In Evangelii Gaudium, Pope Francis reminds us that “time is greater than space.” He writes: “Giving priority to time means being concerned about initiating processes rather than possessing spaces… What we need, then, is to give priority to actions which generate new processes in society and engage other persons and groups who can develop them to the point where they bear fruit in significant historical events. Without anxiety, but with clear convictions and tenacity.” We need such a reminder because we human persons always have a tendency toward the preferring of space and power over that of time and processes. We can want to preserve and dominate our spaces, our institutions, our communities, our nations rather than opening to the ongoing creative processes in time that is the bearer and revealing of being.
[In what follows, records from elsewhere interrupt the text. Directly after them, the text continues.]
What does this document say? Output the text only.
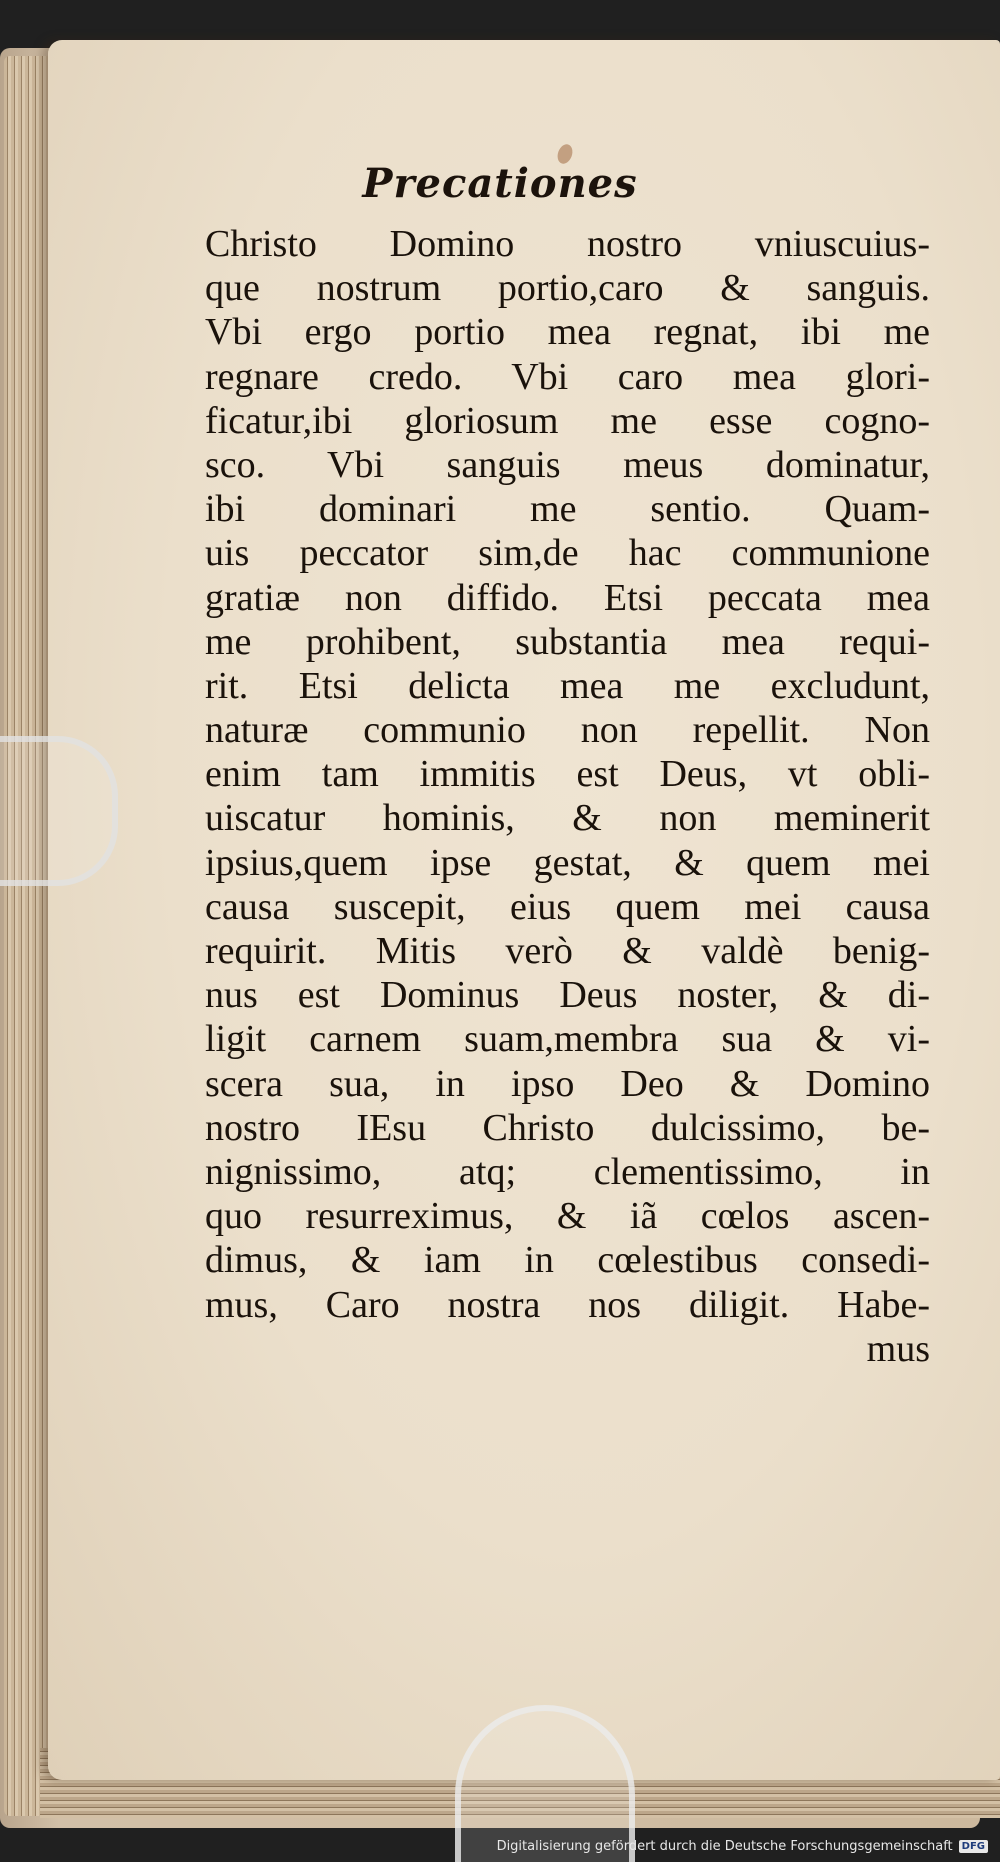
Precationes
Christo Domino nostro vniuscuius-
que nostrum portio,caro & sanguis.
Vbi ergo portio mea regnat, ibi me
regnare credo. Vbi caro mea glori-
ficatur,ibi gloriosum me esse cogno-
sco. Vbi sanguis meus dominatur,
ibi dominari me sentio. Quam-
uis peccator sim,de hac communione
gratiæ non diffido. Etsi peccata mea
me prohibent, substantia mea requi-
rit. Etsi delicta mea me excludunt,
naturæ communio non repellit. Non
enim tam immitis est Deus, vt obli-
uiscatur hominis, & non meminerit
ipsius,quem ipse gestat, & quem mei
causa suscepit, eius quem mei causa
requirit. Mitis verò & valdè benig-
nus est Dominus Deus noster, & di-
ligit carnem suam,membra sua & vi-
scera sua, in ipso Deo & Domino
nostro IEsu Christo dulcissimo, be-
nignissimo, atq; clementissimo, in
quo resurreximus, & iã cœlos ascen-
dimus, & iam in cœlestibus consedi-
mus, Caro nostra nos diligit. Habe-
mus
Digitalisierung gefördert durch die Deutsche Forschungsgemeinschaft DFG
Zacchaeus finds life in living out of his smallness rather than his apparent power. it is the fact that he is “short in stature” that becomes the way to demonstrate to Jesus his desire and openness. In climbing the sycamore tree, he expresses to Jesus and to all there the depths of his desire for true life. It is to this that Jesus, that the Mystery of God’s life, shows itself. In the face of such hospitality and vulnerability, the Lord is compelled to come to us. “Zacchaeus, come down quickly, for I must stay at your house.” Hospitality is not just a social grace; it is a requisite for truly living. Without it, we are, while having a reputation for being alive, actually dead.
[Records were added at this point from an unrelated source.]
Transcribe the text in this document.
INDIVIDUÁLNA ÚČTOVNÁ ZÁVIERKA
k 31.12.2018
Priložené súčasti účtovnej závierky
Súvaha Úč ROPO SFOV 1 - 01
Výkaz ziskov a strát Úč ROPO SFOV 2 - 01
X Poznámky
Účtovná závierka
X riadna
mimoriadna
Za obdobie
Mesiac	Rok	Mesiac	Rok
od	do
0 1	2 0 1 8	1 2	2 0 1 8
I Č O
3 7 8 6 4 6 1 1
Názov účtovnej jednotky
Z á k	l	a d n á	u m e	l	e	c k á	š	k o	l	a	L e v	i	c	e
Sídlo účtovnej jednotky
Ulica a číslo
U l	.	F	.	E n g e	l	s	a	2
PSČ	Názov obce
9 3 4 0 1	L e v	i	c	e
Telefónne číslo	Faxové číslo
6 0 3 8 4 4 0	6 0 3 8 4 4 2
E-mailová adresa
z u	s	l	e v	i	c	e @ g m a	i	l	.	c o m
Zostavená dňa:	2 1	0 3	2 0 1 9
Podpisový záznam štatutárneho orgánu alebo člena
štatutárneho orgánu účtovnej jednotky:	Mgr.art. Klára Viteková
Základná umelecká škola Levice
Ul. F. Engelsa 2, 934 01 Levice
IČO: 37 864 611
But if that is true of us, if our first relationships with that energy that made us and sustains us in being, then, of course, when I look around, my neighbour is also always somebody who is already in a relation with God before they’re in a relation with me. That means that there’s a very serious limit on my freedom to make of my neighbor what I choose, because, to put it very bluntly, they don’t belong to me, and their relation to me is not all that is true of them, or even the most important thing that is true of them. That’s true of everything in the world in a certain sense — which is one reason why there’s a good Christian ground for being concerned about the environment. But it’s true in a very intense sense of other persons, who see me as I see them, who related to me and affect me as I relate to and affect them. I’m not on my own and I can’t pretend that the basic form of my relations with the world is this little atom here controlling and mapping and planning all those other little atoms out there. I’m seen, I’m engaged with, and before even human engagement and visions that relationship with God at the root of everything.
This is one of the most fundamental differences between an individualist and a personalist perspective on our lives as a particular people and our lives as a society.